Tal realização culminaria, do ponto de vista político, uma inegável conquista para a Europa e o mundo, fruto do diálogo alargado, do debate e da discussão tão caros a pessoas tão diferentes como Gorbachev e Eduardo Lourenço.
São deste último as palavras com que concluo, e cito: «Nós acreditamos na fecundidade desse diálogo (libérrimo que constitui a condição do progresso do homem europeu) e defendemos a liberdade que o torna possível.
Em toda a parte, onde existir a consciência da sua necessidade, sempre e onde seja possível entendermo-nos sobre o que significam os tipos de humanidade que recobrimos com os nomes de Homero ou Platão, Santo Agostinho ou Erasmo, Descartes ou Einstein, é aí a Europa.
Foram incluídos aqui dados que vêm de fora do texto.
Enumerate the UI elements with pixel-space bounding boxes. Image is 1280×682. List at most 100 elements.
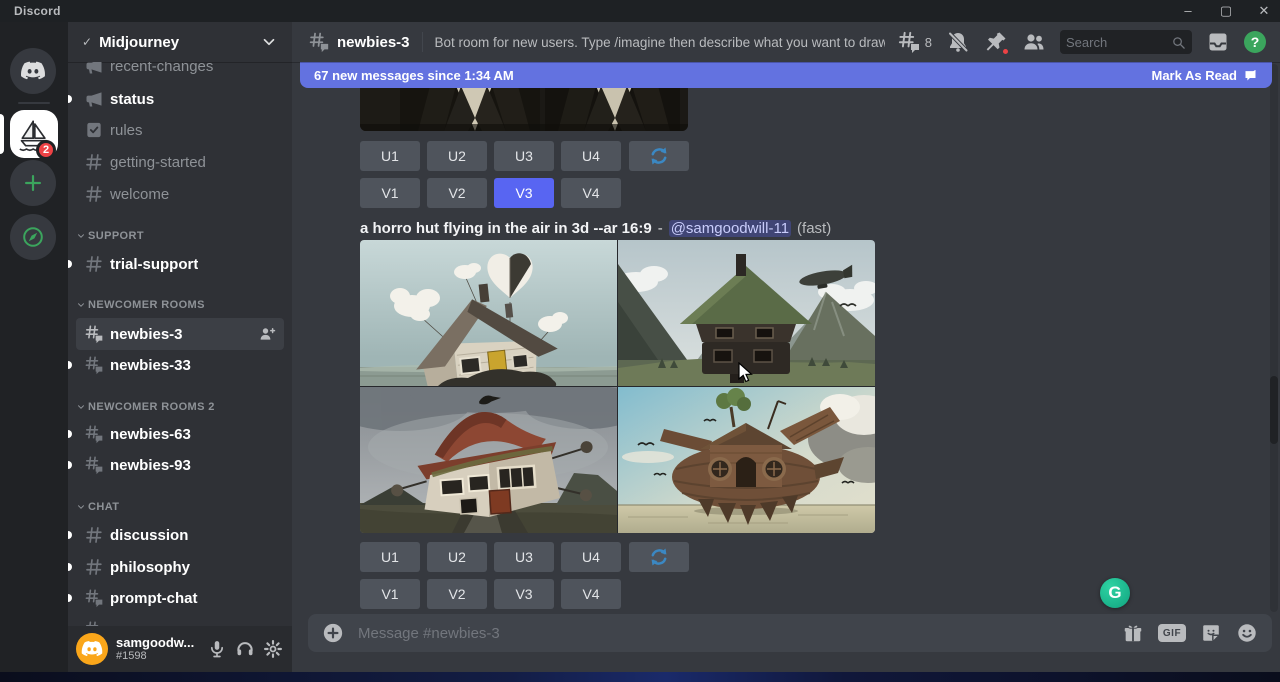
unread-indicator: [68, 260, 72, 268]
username: samgoodw...: [116, 635, 200, 650]
compass-icon: [21, 225, 45, 249]
add-server-button[interactable]: [10, 160, 56, 206]
channel-title: newbies-3: [337, 34, 410, 51]
help-button[interactable]: ?: [1244, 31, 1266, 53]
category-newcomer-rooms[interactable]: NEWCOMER ROOMS: [76, 298, 284, 312]
rules-icon: [84, 120, 104, 140]
generated-image-grid[interactable]: [360, 240, 875, 533]
member-list-icon[interactable]: [1022, 30, 1046, 54]
channel-topic[interactable]: Bot room for new users. Type /imagine th…: [435, 35, 885, 50]
channel-newbies-63[interactable]: newbies-63: [76, 419, 284, 449]
variation-button-v4[interactable]: V4: [561, 178, 621, 208]
mark-as-read-button[interactable]: Mark As Read: [1152, 68, 1259, 83]
upscale-button-u2[interactable]: U2: [427, 542, 487, 572]
upscale-button-u2[interactable]: U2: [427, 141, 487, 171]
explore-servers-button[interactable]: [10, 214, 56, 260]
gear-icon: [263, 639, 283, 659]
channel-discussion[interactable]: discussion: [76, 520, 284, 550]
selected-server-pill: [0, 114, 4, 154]
user-discriminator: #1598: [116, 650, 200, 663]
hash-chat-icon: [308, 31, 330, 53]
upscale-button-u3[interactable]: U3: [494, 141, 554, 171]
chat-scrollbar-track[interactable]: [1270, 64, 1278, 612]
gift-icon[interactable]: [1122, 622, 1144, 644]
chat-scrollbar-thumb[interactable]: [1270, 376, 1278, 444]
inbox-icon[interactable]: [1206, 30, 1230, 54]
channel-newbies-3[interactable]: newbies-3: [76, 318, 284, 350]
threads-icon[interactable]: [897, 30, 921, 54]
verified-badge-icon: ✓: [82, 35, 92, 49]
gif-picker-button[interactable]: GIF: [1158, 624, 1186, 642]
reroll-button[interactable]: [629, 542, 689, 572]
grammarly-badge[interactable]: G: [1100, 578, 1130, 608]
variation-button-v4[interactable]: V4: [561, 579, 621, 609]
generated-image-previous[interactable]: [360, 86, 688, 131]
deafen-button[interactable]: [234, 638, 256, 660]
variation-button-v2[interactable]: V2: [427, 579, 487, 609]
channel-welcome[interactable]: welcome: [76, 179, 284, 209]
notifications-muted-icon[interactable]: [946, 30, 970, 54]
hash-icon: [84, 152, 104, 172]
channel-trial-support[interactable]: trial-support: [76, 249, 284, 279]
reroll-icon: [649, 146, 669, 166]
channel-newbies-93[interactable]: newbies-93: [76, 450, 284, 480]
window-minimize-button[interactable]: –: [1180, 0, 1196, 22]
channel-status[interactable]: status: [76, 84, 284, 114]
variation-button-v2[interactable]: V2: [427, 178, 487, 208]
channel-recent-changes[interactable]: recent-changes: [76, 62, 284, 81]
upscale-button-u1[interactable]: U1: [360, 141, 420, 171]
variation-button-v3-selected[interactable]: V3: [494, 178, 554, 208]
user-info[interactable]: samgoodw... #1598: [116, 635, 200, 663]
category-newcomer-rooms-2[interactable]: NEWCOMER ROOMS 2: [76, 400, 284, 414]
sticker-icon[interactable]: [1200, 622, 1222, 644]
user-mention[interactable]: @samgoodwill-11: [669, 220, 791, 237]
mute-button[interactable]: [206, 638, 228, 660]
app-title: Discord: [14, 4, 61, 18]
channel-header: newbies-3 Bot room for new users. Type /…: [292, 22, 1280, 62]
variation-button-v1[interactable]: V1: [360, 579, 420, 609]
reroll-button[interactable]: [629, 141, 689, 171]
grid-image-1[interactable]: [360, 240, 617, 386]
plus-icon: [22, 172, 44, 194]
channel-partial[interactable]: [76, 615, 284, 626]
guild-header[interactable]: ✓ Midjourney: [68, 22, 292, 62]
message-input[interactable]: Message #newbies-3: [358, 625, 1108, 642]
grid-image-3[interactable]: [360, 387, 617, 533]
unread-indicator: [68, 95, 72, 103]
emoji-picker-icon[interactable]: [1236, 622, 1258, 644]
window-titlebar: Discord – ▢ ✕: [0, 0, 1280, 22]
grid-image-2[interactable]: [618, 240, 875, 386]
user-avatar[interactable]: [76, 633, 108, 665]
upscale-button-u4[interactable]: U4: [561, 141, 621, 171]
category-support[interactable]: SUPPORT: [76, 229, 284, 243]
upscale-button-u1[interactable]: U1: [360, 542, 420, 572]
create-invite-icon[interactable]: [258, 325, 276, 343]
announcement-icon: [84, 89, 104, 109]
upscale-button-u4[interactable]: U4: [561, 542, 621, 572]
variation-button-v3[interactable]: V3: [494, 579, 554, 609]
channel-prompt-chat[interactable]: prompt-chat: [76, 583, 284, 613]
channel-newbies-33[interactable]: newbies-33: [76, 350, 284, 380]
settings-button[interactable]: [262, 638, 284, 660]
category-chat[interactable]: CHAT: [76, 500, 284, 514]
window-maximize-button[interactable]: ▢: [1218, 0, 1234, 22]
reroll-icon: [649, 547, 669, 567]
channel-philosophy[interactable]: philosophy: [76, 552, 284, 582]
upscale-button-u3[interactable]: U3: [494, 542, 554, 572]
pinned-messages-button[interactable]: [984, 30, 1008, 54]
channel-rules[interactable]: rules: [76, 115, 284, 145]
threads-count: 8: [925, 35, 932, 50]
discord-window: Discord – ▢ ✕ 2 ✓ Midjourney: [0, 0, 1280, 682]
channel-getting-started[interactable]: getting-started: [76, 147, 284, 177]
window-close-button[interactable]: ✕: [1256, 0, 1272, 22]
grid-image-4[interactable]: [618, 387, 875, 533]
new-messages-banner[interactable]: 67 new messages since 1:34 AM Mark As Re…: [300, 62, 1272, 88]
home-button[interactable]: [10, 48, 56, 94]
variation-button-v1[interactable]: V1: [360, 178, 420, 208]
unread-indicator: [68, 563, 72, 571]
message-prompt-line: a horro hut flying in the air in 3d --ar…: [360, 217, 831, 239]
search-input[interactable]: Search: [1060, 30, 1192, 54]
attach-file-button[interactable]: [322, 622, 344, 644]
chevron-down-icon: [76, 502, 86, 512]
hash-icon: [84, 525, 104, 545]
Uma expressão cultural sem limites, porque tomou os limites mesmos do homem. Se quisermos ascender ao nível daquilo que a consciência histórica pede hoje a cada homem desperto, é na Europa que temos de permanecer. É do seu diálogo que temos de comungar.»
Entretanto, reassumiu a presidência o Sr. Vice-Presidente Ferraz de Abreu.

O Sr. Presidente: - A Mesa informa que se encontram inscritos para formular intervenções os Srs. Deputados Pacheco Pereira e Marques Júnior e o Sr. Ministro dos Negócios Estrangeiros.
Tem a palavra o Sr. Deputado Pacheco Pereira.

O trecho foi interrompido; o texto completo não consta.